Ingredients for 2 servings:
- olive oil
- 1 clove(s) garlic
- 100 g carrot(s)
- 200 g red bell pepper(s)
- 250 g broccoli (frozen)
- 200 g mushrooms
- 1 tbsp curry powder
- 1 tsp harissa
- salt and pepper
- 200 ml vegetable stock
- 100 g couscous
- 2 spring onions
Instructions
Working time approx. 15 minutes; Cooking/baking time approx. 15 minutes; Total time approx. 30 minutes
low-calorie
Chop the garlic, trim, peel, and slice the carrot. Clean and dice the bell peppers. Halve the mushrooms (if fresh) or drain them (if canned). Heat a little oil in a pan. Sauté the carrot, garlic, bell pepper, and broccoli over medium heat for about 5 minutes.

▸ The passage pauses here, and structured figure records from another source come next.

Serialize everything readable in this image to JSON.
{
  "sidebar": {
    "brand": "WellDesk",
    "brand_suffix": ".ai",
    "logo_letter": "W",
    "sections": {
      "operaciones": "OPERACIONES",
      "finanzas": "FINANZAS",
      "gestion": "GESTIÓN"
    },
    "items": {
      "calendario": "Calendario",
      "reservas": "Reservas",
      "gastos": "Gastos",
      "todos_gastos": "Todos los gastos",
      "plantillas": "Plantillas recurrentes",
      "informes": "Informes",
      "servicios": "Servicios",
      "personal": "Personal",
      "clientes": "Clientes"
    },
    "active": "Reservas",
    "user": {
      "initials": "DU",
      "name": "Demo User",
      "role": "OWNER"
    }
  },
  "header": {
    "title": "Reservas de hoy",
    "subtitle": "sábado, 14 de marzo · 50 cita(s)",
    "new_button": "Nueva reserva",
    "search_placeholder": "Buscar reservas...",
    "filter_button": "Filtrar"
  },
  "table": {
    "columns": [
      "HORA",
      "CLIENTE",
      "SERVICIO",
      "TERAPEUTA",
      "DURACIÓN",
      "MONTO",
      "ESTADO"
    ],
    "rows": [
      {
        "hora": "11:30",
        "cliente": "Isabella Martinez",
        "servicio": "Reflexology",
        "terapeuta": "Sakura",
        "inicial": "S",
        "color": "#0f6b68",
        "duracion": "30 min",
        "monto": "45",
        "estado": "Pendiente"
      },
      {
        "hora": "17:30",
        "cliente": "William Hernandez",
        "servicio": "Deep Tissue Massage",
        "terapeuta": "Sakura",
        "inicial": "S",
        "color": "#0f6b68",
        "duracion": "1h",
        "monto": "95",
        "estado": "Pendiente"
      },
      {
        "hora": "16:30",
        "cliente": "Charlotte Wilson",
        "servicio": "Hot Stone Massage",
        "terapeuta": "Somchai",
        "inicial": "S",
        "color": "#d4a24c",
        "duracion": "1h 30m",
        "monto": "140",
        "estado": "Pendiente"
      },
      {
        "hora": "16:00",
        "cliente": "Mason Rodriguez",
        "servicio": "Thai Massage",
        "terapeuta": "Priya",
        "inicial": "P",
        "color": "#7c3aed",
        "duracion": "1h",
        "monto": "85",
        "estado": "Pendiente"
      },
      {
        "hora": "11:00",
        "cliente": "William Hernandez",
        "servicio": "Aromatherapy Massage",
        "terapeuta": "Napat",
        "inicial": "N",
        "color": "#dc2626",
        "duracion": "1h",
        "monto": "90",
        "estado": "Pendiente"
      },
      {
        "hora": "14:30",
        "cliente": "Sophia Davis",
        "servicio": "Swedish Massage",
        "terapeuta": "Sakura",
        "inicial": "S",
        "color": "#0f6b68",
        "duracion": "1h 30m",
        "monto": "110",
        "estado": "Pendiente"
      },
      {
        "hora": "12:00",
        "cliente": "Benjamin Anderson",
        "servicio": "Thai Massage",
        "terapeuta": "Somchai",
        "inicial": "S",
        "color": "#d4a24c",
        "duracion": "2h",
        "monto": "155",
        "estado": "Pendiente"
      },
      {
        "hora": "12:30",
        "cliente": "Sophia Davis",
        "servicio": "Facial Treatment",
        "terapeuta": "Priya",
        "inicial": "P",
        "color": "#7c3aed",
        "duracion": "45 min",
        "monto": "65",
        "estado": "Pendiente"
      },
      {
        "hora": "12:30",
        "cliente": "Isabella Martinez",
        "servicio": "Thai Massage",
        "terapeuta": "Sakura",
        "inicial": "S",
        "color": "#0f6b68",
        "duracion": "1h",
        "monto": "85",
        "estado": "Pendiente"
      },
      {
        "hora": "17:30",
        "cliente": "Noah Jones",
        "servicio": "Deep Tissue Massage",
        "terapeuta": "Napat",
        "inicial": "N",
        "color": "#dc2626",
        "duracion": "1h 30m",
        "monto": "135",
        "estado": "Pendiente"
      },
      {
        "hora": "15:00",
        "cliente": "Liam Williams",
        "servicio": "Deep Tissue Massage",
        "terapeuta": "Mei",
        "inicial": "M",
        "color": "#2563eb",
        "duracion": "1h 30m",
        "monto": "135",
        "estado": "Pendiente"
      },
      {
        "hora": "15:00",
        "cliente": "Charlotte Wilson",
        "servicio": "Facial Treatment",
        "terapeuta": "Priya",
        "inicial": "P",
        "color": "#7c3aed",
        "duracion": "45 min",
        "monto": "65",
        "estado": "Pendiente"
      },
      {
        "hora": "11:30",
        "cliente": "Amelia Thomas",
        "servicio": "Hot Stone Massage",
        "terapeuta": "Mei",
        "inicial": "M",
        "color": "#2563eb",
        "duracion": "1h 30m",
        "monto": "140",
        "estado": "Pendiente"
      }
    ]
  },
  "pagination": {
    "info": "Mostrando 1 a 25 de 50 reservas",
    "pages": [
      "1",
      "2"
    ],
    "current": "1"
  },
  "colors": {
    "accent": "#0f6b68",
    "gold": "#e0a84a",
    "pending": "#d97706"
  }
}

Add the mushrooms, curry, and harissa, and season with salt and pepper. Pour in the stock, bring to a boil, and simmer briefly. Now add the couscous, mix everything together, and bring to a boil. Turn off the heat, cover, and let the couscous swell for about 5 minutes. Trim the spring onions and slice them into rings. Sprinkle over the mushrooms after the swell time and serve.